New Century Version

Ezekiel 40:37-49 New Century Version (NCV)

37. Its porch faced the outer courtyard. Carvings of palm trees were on its inner walls on each side, and its stairway had eight steps.

38. There was a room with a door that opened onto the porch of the inner north gateway. In this room the priests washed animals for the burnt offerings.

39. There were two tables on each side of the porch, on which animals for burnt offerings, sin offerings, and penalty offerings were killed.

40. Outside, by each side wall of the porch, at the entrance to the north gateway, were two more tables.

41. So there were four tables inside the gateway, and four tables outside. In all there were eight tables on which the priests killed animals for sacrifices.

42. There were four tables made of cut stone for the burnt offering. These tables were about three feet long, three feet wide, and about two feet high. On these tables the priests put their tools which they used to kill animals for burnt offerings and the other sacrifices.

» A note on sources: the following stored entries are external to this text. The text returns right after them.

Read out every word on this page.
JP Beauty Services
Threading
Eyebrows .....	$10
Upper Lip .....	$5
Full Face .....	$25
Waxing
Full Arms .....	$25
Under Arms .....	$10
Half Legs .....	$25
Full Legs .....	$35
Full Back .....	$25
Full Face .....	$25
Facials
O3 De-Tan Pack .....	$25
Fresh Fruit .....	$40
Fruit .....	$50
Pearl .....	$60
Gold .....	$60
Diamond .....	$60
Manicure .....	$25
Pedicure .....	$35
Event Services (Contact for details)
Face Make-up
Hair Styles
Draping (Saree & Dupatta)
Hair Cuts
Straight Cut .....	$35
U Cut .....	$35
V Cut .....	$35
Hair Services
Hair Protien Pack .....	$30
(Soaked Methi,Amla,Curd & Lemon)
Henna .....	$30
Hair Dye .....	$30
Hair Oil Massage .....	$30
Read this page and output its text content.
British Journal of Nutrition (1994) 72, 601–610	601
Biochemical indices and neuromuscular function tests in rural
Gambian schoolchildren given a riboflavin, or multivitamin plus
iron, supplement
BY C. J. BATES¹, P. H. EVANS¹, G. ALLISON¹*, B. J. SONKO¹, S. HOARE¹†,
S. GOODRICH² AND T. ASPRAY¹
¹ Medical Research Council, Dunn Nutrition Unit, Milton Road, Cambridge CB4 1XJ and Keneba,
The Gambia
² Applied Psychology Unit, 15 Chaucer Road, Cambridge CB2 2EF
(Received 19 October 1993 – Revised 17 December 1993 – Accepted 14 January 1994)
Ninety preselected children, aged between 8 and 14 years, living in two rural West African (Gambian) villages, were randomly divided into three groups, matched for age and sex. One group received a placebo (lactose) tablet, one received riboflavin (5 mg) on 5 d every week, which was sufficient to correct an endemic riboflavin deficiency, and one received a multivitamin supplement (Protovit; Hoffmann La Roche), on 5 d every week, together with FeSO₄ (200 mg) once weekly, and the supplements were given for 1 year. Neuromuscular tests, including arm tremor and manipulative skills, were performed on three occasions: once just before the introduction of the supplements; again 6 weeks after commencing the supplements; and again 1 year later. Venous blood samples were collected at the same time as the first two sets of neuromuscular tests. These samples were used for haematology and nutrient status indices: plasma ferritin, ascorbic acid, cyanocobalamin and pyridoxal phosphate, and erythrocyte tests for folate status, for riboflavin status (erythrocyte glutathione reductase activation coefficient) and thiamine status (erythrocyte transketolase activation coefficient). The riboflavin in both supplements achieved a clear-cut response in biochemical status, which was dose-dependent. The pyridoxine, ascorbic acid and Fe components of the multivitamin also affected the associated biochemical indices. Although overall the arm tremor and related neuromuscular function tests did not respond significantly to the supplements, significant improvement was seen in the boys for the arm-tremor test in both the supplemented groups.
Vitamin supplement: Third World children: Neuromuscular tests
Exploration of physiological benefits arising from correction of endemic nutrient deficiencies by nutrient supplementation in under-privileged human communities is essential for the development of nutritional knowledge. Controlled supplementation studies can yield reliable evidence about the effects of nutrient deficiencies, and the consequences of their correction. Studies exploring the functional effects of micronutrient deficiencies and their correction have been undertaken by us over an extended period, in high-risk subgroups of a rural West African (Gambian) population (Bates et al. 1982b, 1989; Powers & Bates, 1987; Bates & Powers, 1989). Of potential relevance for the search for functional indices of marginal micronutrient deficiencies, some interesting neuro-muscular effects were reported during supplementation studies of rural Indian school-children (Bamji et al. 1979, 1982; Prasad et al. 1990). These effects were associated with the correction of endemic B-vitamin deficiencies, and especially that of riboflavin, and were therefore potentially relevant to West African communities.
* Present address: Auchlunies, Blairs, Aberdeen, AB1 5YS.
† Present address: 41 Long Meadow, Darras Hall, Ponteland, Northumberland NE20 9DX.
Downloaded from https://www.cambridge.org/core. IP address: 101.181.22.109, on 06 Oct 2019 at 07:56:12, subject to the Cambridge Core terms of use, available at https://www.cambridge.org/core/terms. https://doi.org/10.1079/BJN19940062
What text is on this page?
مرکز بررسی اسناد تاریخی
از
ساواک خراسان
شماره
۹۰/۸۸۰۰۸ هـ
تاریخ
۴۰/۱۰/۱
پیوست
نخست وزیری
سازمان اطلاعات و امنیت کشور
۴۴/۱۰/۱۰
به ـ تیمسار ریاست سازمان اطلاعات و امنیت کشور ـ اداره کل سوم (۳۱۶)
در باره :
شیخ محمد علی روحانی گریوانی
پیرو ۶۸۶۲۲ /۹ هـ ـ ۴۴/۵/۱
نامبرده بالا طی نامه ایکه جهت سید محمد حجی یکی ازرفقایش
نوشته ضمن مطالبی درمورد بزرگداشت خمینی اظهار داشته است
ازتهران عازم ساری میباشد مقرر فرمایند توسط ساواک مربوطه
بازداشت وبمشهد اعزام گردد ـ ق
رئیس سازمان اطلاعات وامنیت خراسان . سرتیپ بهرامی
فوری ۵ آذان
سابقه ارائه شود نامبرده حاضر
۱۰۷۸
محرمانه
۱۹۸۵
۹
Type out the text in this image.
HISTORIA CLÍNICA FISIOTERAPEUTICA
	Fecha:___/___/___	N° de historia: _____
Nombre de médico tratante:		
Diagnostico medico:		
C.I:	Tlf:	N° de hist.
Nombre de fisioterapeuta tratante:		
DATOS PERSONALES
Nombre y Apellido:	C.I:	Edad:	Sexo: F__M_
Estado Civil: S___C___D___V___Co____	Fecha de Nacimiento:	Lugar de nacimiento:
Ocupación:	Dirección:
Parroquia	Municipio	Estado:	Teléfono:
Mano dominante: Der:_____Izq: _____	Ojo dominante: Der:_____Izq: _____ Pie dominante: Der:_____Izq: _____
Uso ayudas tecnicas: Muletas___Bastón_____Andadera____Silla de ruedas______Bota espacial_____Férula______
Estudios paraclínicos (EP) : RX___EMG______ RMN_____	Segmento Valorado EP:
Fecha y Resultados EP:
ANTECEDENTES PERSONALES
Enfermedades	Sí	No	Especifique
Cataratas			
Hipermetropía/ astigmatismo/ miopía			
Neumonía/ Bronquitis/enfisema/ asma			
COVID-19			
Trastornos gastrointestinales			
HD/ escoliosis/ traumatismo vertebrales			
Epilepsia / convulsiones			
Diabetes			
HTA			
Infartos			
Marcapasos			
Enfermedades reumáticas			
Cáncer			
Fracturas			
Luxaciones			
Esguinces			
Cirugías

43. Double shelves three inches wide were put up on all the walls. The flesh for the offering was put on the tables.

44. There were two rooms in the inner courtyard. One was beside the north gateway and faced south. The other room was beside the south gateway and faced north.

45. The man said to me, “The room which faces south is for the priests who serve in the Temple area,

46. while the room that faces north is for the priests who serve at the altar. This second group of priests are descendants of Zadok, the only descendants of Levi who can come near the Lord to serve him.”

47. The man measured the inner courtyard. It was a square—one hundred seventy-five feet long and one hundred seventy-five feet wide. The altar was in front of the Temple.

48. The man brought me to the porch of the Temple and measured each side wall of the porch. Each was about nine feet thick. The doorway was twenty-four and one-half feet wide. The side walls of the doorway were each about five feet wide.

49. The porch was thirty-five feet long and twenty-one feet wide, with ten steps leading up to it. Pillars were by the side walls, one on each side of the entrance.